Diffusion kernel matrix

and now we have a nice general diffusion kernel where we can plug in physical values for the width and height of our grid cells, the thermal diffusivity of our material and the amount of time one simulated time step represents.

For this example let's go with 1mm x 1mm grid cells and a time step of 1ms and Gold, which has a thermal diffusivity of $1.27\cdot10^{-4} m^2/s$

kernel = diffusionkernel /. {
             \[Alpha] -> 1.27*10^-4(*thermal diffusivity of gold*),
             \[CapitalDelta]x -> 1/1000(*1mm*),
             \[CapitalDelta]y -> 1/1000(*1mm*), 
             \[CapitalDelta]t -> 1/1000(*1ms*)
         }

Specific diffusion kernel with numeric values

We define our diffusion step as before

DiffusionStep = ListConvolve[kernel, #, 2, 0] &

and choose a grid dimension to represent 1cm x 1cm

n = 11;(* set the dimensions of our simulation grid *)

We need some initial conditions

(initialconditions = Array[20 &, {n, n}]) // MatrixForm

representing constant room temperature of 20 degrees.

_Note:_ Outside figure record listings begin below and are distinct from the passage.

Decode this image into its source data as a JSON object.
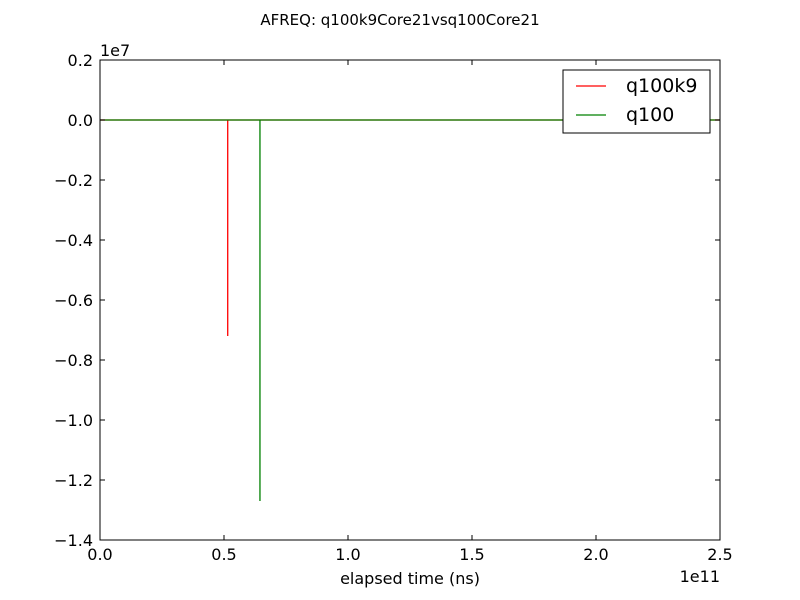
{
  "chart_data": {
    "type": "line",
    "title": "AFREQ: q100k9Core21vsq100Core21",
    "xlabel": "elapsed time (ns)",
    "ylabel": "",
    "x_multiplier_label": "1e11",
    "y_multiplier_label": "1e7",
    "xlim": [
      0,
      2.5
    ],
    "ylim": [
      -1.4,
      0.2
    ],
    "x_ticks": [
      0.0,
      0.5,
      1.0,
      1.5,
      2.0,
      2.5
    ],
    "x_tick_labels": [
      "0.0",
      "0.5",
      "1.0",
      "1.5",
      "2.0",
      "2.5"
    ],
    "y_ticks": [
      0.2,
      0.0,
      -0.2,
      -0.4,
      -0.6,
      -0.8,
      -1.0,
      -1.2,
      -1.4
    ],
    "y_tick_labels": [
      "0.2",
      "0.0",
      "−0.2",
      "−0.4",
      "−0.6",
      "−0.8",
      "−1.0",
      "−1.2",
      "−1.4"
    ],
    "grid": false,
    "legend_position": "top-right",
    "series": [
      {
        "name": "q100k9",
        "color": "#ff0000",
        "points": [
          [
            0.0,
            0.0
          ],
          [
            0.515,
            0.0
          ],
          [
            0.515,
            -0.72
          ],
          [
            0.515,
            0.0
          ],
          [
            2.5,
            0.0
          ]
        ]
      },
      {
        "name": "q100",
        "color": "#008000",
        "points": [
          [
            0.0,
            0.0
          ],
          [
            0.645,
            0.0
          ],
          [
            0.645,
            -1.27
          ],
          [
            0.645,
            0.0
          ],
          [
            2.5,
            0.0
          ]
        ]
      }
    ]
  }
}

Also we need some interesting boundary conditions. Let's say we choose to heat the left half of the border of our gold bar to a constant 100 degrees and the right side we cool to have constant 0 degrees:

(bcmask = Array[Boole[#1 == 1 \[Or] #1 == n \[Or] #2 == 1 \[Or] #2 == n] &, {n, n}]) // MatrixForm
(bcvalues = Array[If[#2 <= n/2, 100, 0] &, {n, n}]) // MatrixForm

boundary condition maskboundary condition values

Here we encoded the boundary conditions as a binary mask, which specifies if the grid cell is a boundary cell and a matrix which contains the values the boundary cells should have.

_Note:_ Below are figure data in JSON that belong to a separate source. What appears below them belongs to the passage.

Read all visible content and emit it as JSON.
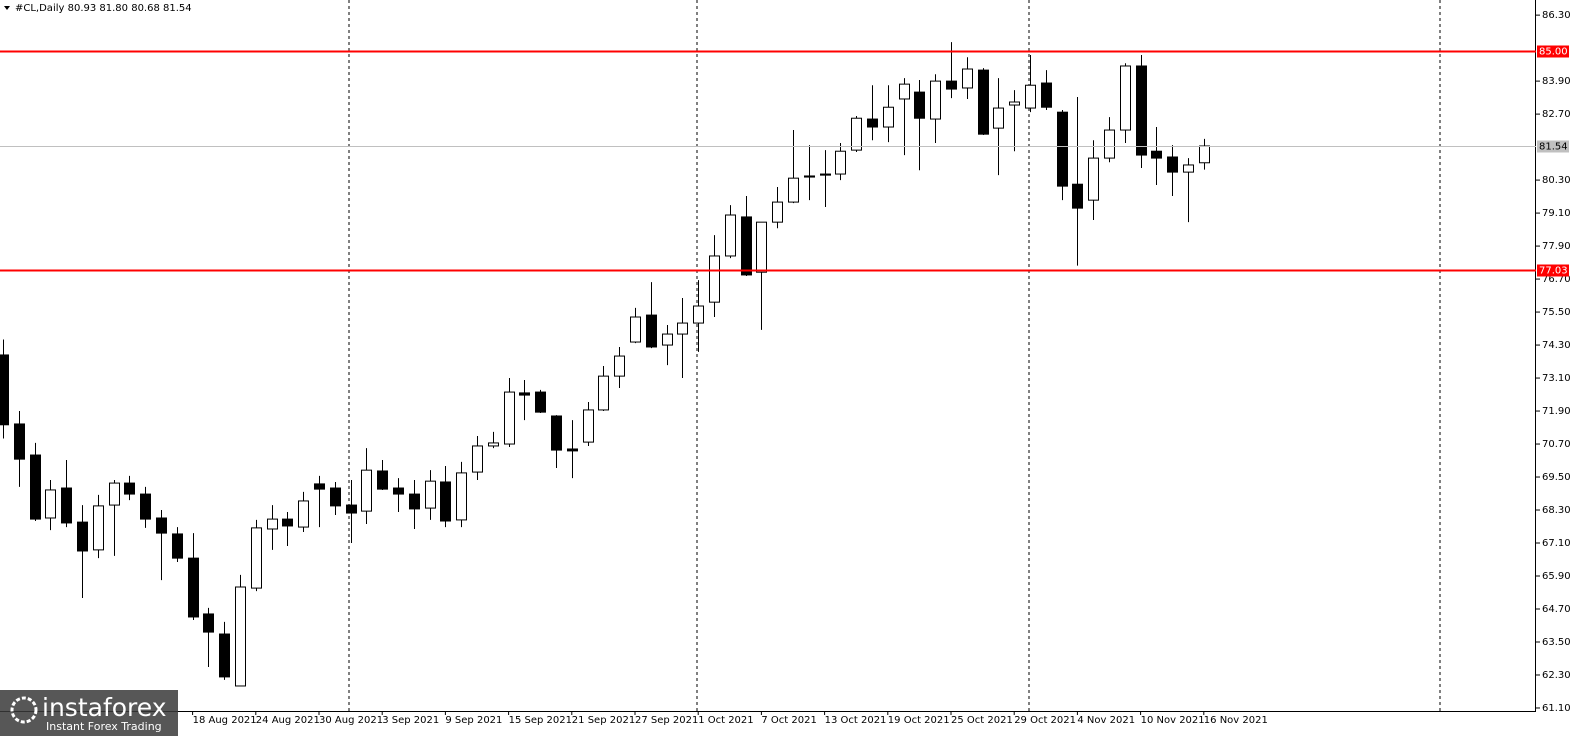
{
  "chart_data": {
    "type": "candlestick",
    "title": "#CL,Daily 80.93 81.80 80.68 81.54",
    "categories": [
      null,
      null,
      null,
      null,
      null,
      null,
      null,
      null,
      null,
      null,
      null,
      null,
      "18 Aug 2021",
      null,
      null,
      null,
      "24 Aug 2021",
      null,
      null,
      null,
      "30 Aug 2021",
      null,
      null,
      null,
      "3 Sep 2021",
      null,
      null,
      null,
      "9 Sep 2021",
      null,
      null,
      null,
      "15 Sep 2021",
      null,
      null,
      null,
      "21 Sep 2021",
      null,
      null,
      null,
      "27 Sep 2021",
      null,
      null,
      null,
      "1 Oct 2021",
      null,
      null,
      null,
      "7 Oct 2021",
      null,
      null,
      null,
      "13 Oct 2021",
      null,
      null,
      null,
      "19 Oct 2021",
      null,
      null,
      null,
      "25 Oct 2021",
      null,
      null,
      null,
      "29 Oct 2021",
      null,
      null,
      null,
      "4 Nov 2021",
      null,
      null,
      null,
      "10 Nov 2021",
      null,
      null,
      null,
      "16 Nov 2021"
    ],
    "open": [
      73.94,
      71.43,
      70.3,
      68.01,
      69.1,
      67.86,
      66.85,
      68.48,
      69.28,
      68.88,
      68.01,
      67.43,
      66.55,
      64.52,
      63.79,
      61.9,
      65.46,
      67.61,
      67.97,
      67.68,
      69.25,
      69.1,
      68.48,
      68.26,
      69.72,
      69.1,
      68.88,
      68.37,
      69.32,
      67.94,
      69.68,
      70.63,
      70.7,
      72.56,
      72.59,
      71.72,
      70.52,
      70.77,
      71.94,
      73.17,
      74.41,
      75.39,
      74.3,
      74.7,
      75.1,
      75.86,
      77.54,
      78.96,
      76.95,
      78.77,
      79.5,
      80.45,
      80.52,
      80.52,
      81.39,
      82.52,
      82.23,
      83.25,
      83.5,
      82.52,
      83.9,
      83.65,
      84.3,
      82.19,
      83.03,
      82.92,
      83.83,
      82.77,
      80.15,
      79.57,
      81.1,
      82.12,
      84.45,
      81.35,
      81.14,
      80.59,
      80.93
    ],
    "high": [
      74.5,
      71.9,
      70.74,
      69.39,
      70.12,
      68.48,
      68.85,
      69.39,
      69.54,
      69.14,
      68.3,
      67.68,
      67.46,
      64.74,
      64.23,
      65.94,
      67.94,
      68.48,
      68.23,
      68.96,
      69.54,
      69.32,
      69.39,
      70.55,
      70.12,
      69.46,
      69.39,
      69.75,
      69.9,
      70.05,
      70.99,
      71.14,
      73.1,
      73.03,
      72.67,
      71.75,
      71.57,
      72.23,
      73.54,
      74.23,
      75.65,
      76.59,
      75.03,
      76.01,
      76.66,
      78.3,
      79.39,
      79.72,
      78.77,
      80.05,
      82.12,
      81.57,
      81.39,
      81.65,
      82.63,
      83.75,
      83.75,
      84.01,
      83.94,
      84.15,
      85.32,
      84.77,
      84.37,
      84.01,
      83.57,
      84.85,
      84.3,
      82.85,
      83.32,
      81.75,
      82.59,
      84.55,
      84.85,
      82.23,
      81.57,
      81.1,
      81.8
    ],
    "low": [
      70.9,
      69.14,
      67.9,
      67.57,
      67.68,
      65.1,
      66.55,
      66.63,
      68.66,
      67.65,
      65.75,
      66.41,
      64.3,
      62.59,
      62.12,
      61.9,
      65.35,
      66.85,
      66.99,
      67.5,
      67.68,
      68.12,
      67.1,
      67.79,
      69.03,
      68.23,
      67.61,
      67.94,
      67.68,
      67.68,
      69.39,
      70.55,
      70.59,
      71.57,
      71.83,
      69.83,
      69.46,
      70.63,
      71.9,
      72.74,
      74.37,
      74.19,
      73.57,
      73.1,
      74.05,
      75.32,
      77.46,
      76.81,
      74.85,
      78.55,
      79.46,
      79.57,
      79.32,
      80.3,
      81.32,
      81.75,
      81.68,
      81.21,
      80.66,
      81.65,
      83.28,
      83.25,
      81.94,
      80.48,
      81.35,
      82.77,
      82.85,
      79.57,
      77.19,
      78.85,
      80.95,
      81.65,
      80.74,
      80.12,
      79.72,
      78.77,
      80.68
    ],
    "close": [
      71.4,
      70.15,
      67.97,
      69.03,
      67.83,
      66.81,
      68.45,
      69.28,
      68.88,
      67.97,
      67.46,
      66.55,
      64.41,
      63.86,
      62.23,
      65.5,
      67.65,
      67.97,
      67.72,
      68.63,
      69.06,
      68.45,
      68.19,
      69.75,
      69.06,
      68.88,
      68.34,
      69.35,
      67.9,
      69.65,
      70.63,
      70.74,
      72.59,
      72.48,
      71.86,
      70.48,
      70.45,
      71.94,
      73.17,
      73.9,
      75.32,
      74.23,
      74.7,
      75.1,
      75.72,
      77.54,
      79.03,
      76.85,
      78.77,
      79.5,
      80.37,
      80.41,
      80.48,
      81.35,
      82.55,
      82.23,
      82.95,
      83.79,
      82.55,
      83.9,
      83.61,
      84.34,
      81.97,
      82.92,
      83.14,
      83.75,
      82.95,
      80.08,
      79.28,
      81.1,
      82.12,
      84.45,
      81.21,
      81.1,
      80.59,
      80.85,
      81.54
    ],
    "ylim": [
      60.99,
      86.85
    ],
    "yticks": [
      {
        "value": 86.3,
        "label": "86.30"
      },
      {
        "value": 83.9,
        "label": "83.90"
      },
      {
        "value": 82.7,
        "label": "82.70"
      },
      {
        "value": 80.3,
        "label": "80.30"
      },
      {
        "value": 79.1,
        "label": "79.10"
      },
      {
        "value": 77.9,
        "label": "77.90"
      },
      {
        "value": 76.7,
        "label": "76.70"
      },
      {
        "value": 75.5,
        "label": "75.50"
      },
      {
        "value": 74.3,
        "label": "74.30"
      },
      {
        "value": 73.1,
        "label": "73.10"
      },
      {
        "value": 71.9,
        "label": "71.90"
      },
      {
        "value": 70.7,
        "label": "70.70"
      },
      {
        "value": 69.5,
        "label": "69.50"
      },
      {
        "value": 68.3,
        "label": "68.30"
      },
      {
        "value": 67.1,
        "label": "67.10"
      },
      {
        "value": 65.9,
        "label": "65.90"
      },
      {
        "value": 64.7,
        "label": "64.70"
      },
      {
        "value": 63.5,
        "label": "63.50"
      },
      {
        "value": 62.3,
        "label": "62.30"
      },
      {
        "value": 61.1,
        "label": "61.10"
      }
    ],
    "levels": [
      {
        "value": 85.0,
        "label": "85.00",
        "color": "#ff0000"
      },
      {
        "value": 77.03,
        "label": "77.03",
        "color": "#ff0000"
      },
      {
        "value": 81.54,
        "label": "81.54",
        "color": "#c0c0c0"
      }
    ]
  },
  "watermark": {
    "name": "instaforex",
    "tagline": "Instant Forex Trading"
  }
}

We can now write a step which enforces our boundary condition:

EnforceBoundaryConditions = bcmask*bcvalues + (1 - bcmask) # &;

E.g. applied to our initial conditions it looks like this

EnforceBoundaryConditions[initialconditions] // MatrixForm

example of our applied boundary conditions

Now that we have everything together we can start our simulation of our partly heated/partly cooled infinite 1cm x 1cm gold bar!

solution = NestList[
               Composition[EnforceBoundaryConditions, DiffusionStep], 
               initialconditions,
               30
          ];

and visualize the result:

anim = ListPlot3D[#2,
           PlotRange -> {0, 100}, MeshFunctions -> {#3 &}, 
           AxesLabel -> {"x/mm", "y/mm", "T/\[Degree]C"}, 
           PlotLabel -> "Temperature distribution after " <> ToString[#1] <> " ms", 
           DataRange -> {{0, n - 1}, {0, n - 1}}
       ] & @@@ Transpose[{Range[Length[#]] - 1, #} &@solution];
ListAnimate[anim]

Gold heat diffusion sim with boundary conditions.

This was actually fun working on, thanks to @J.M. for the suggestion!